The region around Oaxaca can be divided into two parts: the Valles Centrales, comprising three valleys which radiate from the state capital to the south and east, towards Mitla, Ocotlán and Zaachila (collectively the Valle de Oaxaca); and the Mixteca, which extends northwest towards Puebla and arcs down to the Pacific coast via Tlaxiaco and Pinotepa Nacional. The Valles Centrales include the state’s most famous and frequented archeological centres, craft villages and colourful markets, while the Mixteca, rich in ruined Dominican convents and ancient towns and villages, is less visited but well worth exploring.
This area saw the development of some of the most highly advanced civilizations in pre-Hispanic Mexico, most notably the Zapotecs and Mixtecs.
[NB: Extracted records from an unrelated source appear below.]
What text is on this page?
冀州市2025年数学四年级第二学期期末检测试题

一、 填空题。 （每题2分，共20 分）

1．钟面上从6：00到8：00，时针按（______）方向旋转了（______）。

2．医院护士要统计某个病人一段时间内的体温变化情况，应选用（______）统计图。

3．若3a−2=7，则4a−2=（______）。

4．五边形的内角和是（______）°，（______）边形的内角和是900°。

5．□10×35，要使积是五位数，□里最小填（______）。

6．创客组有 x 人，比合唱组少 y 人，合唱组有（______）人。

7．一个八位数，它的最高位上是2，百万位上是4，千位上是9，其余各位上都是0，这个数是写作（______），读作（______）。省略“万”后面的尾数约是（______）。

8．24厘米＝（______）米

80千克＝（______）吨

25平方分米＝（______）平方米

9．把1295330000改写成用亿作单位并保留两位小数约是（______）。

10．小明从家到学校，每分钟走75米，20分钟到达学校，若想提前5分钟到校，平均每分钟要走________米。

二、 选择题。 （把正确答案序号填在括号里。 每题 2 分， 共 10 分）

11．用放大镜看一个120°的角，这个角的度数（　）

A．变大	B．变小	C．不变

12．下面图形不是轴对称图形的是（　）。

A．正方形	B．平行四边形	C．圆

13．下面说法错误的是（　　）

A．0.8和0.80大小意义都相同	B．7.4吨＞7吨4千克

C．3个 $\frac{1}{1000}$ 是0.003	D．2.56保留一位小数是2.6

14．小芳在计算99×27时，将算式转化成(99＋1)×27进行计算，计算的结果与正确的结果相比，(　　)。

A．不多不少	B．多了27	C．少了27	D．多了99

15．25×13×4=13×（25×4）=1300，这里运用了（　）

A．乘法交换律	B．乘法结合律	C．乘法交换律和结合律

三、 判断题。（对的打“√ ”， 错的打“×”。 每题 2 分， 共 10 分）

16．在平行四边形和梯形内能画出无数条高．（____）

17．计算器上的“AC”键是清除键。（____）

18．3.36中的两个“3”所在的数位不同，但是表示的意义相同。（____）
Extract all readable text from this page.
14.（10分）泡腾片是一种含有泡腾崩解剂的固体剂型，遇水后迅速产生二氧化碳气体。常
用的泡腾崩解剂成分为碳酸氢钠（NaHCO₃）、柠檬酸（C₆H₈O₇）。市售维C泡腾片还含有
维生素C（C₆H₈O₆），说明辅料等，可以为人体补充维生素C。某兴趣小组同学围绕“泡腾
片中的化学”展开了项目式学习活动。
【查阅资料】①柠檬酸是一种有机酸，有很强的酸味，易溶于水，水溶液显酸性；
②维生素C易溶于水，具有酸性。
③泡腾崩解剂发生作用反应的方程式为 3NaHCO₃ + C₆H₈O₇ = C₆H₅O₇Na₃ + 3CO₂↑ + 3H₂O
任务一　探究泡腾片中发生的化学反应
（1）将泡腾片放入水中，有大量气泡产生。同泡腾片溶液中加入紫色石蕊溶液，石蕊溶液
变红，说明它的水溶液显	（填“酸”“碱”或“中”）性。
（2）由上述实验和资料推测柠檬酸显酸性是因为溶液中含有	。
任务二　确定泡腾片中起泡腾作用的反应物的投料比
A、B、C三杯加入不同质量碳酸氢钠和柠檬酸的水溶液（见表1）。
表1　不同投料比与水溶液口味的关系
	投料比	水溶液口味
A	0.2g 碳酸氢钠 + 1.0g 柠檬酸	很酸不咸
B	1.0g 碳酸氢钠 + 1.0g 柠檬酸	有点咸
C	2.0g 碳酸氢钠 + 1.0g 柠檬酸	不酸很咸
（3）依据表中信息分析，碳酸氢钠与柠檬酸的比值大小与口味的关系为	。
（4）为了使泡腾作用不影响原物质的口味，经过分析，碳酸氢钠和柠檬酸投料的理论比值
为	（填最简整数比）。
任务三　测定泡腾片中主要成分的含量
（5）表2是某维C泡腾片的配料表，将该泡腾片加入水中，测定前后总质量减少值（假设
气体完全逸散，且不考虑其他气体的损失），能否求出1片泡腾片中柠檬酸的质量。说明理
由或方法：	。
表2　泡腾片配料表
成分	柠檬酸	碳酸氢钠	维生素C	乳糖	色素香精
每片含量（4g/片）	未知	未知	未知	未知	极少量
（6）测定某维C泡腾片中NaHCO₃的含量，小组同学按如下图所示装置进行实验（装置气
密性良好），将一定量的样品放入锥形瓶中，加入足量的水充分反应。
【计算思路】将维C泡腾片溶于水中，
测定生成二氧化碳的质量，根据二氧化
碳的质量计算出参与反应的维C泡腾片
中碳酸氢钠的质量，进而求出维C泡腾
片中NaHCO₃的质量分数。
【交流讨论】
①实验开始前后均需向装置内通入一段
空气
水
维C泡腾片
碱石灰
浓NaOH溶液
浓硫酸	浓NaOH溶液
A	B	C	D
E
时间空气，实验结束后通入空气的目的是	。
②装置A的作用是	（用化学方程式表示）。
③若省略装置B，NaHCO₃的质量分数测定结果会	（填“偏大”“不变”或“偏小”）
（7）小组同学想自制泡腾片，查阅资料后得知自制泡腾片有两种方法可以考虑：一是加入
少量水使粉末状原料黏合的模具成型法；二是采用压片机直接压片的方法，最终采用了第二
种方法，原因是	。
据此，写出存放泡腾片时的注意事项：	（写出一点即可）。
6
Their craft skills – particularly Mixtec weaving, pottery and metalworking – were unrivalled, and the architecture and planning of their cities rank among ancient Mexico’s greatest achievements. Traditional ways of life and indigenous languages are still vigorously preserved by Mixtec and Zapotec descendants in villages today.
The Valles Centrales are the cradle of some of the earliest civilizations in Mexico. The story begins with the Zapotecs, who founded their first city – now called San José Mogoté, and little more than a collection of mounds, a few kilometres north of the state capital – some time before 1000 BC. As the city grew in wealth, trading with Pacific coastal communities, its inhabitants turned their eyes to the stars, and by 500 BC they had invented the first Mexican calendar and were using hieroglyphic writing. At this time, San José, together with smaller villages in the area, established a new administrative capital at Monte Albán, a vantage point on a mountain spur overlooking the principal Oaxaca valley. Just like Teotihuacán, Monte Albán mysteriously began to implode from about 700 AD, and the Zapotec influence across the Valles Centrales waned. Only Yagul and Mitla, two smaller cities in the principal valley, expanded after this date, though they never reached the imperial glory of Monte Albán.
As the Zapotecs disappeared, the gap they left behind was slowly filled by the Mixtecs, pre-Hispanic Mexico’s finest craftsmen, who expanded into the southern valleys from the north to occupy the Zapotecs’ magnificent cities. Influenced by the Zapotec sculptors’ abstract motifs on the walls at Mitla, the Mixtecs concentrated their artistic skills on metalwork and pottery, examples of which can be seen in the state capital’s museums. By the fifteenth century, the Mixtecs had become the favoured artisans to Mexico’s greatest empire, their conquerors, the Aztecs; Bernal Díaz recounts that Moctezuma ate only from plates fashioned by Mixtec craftsmen.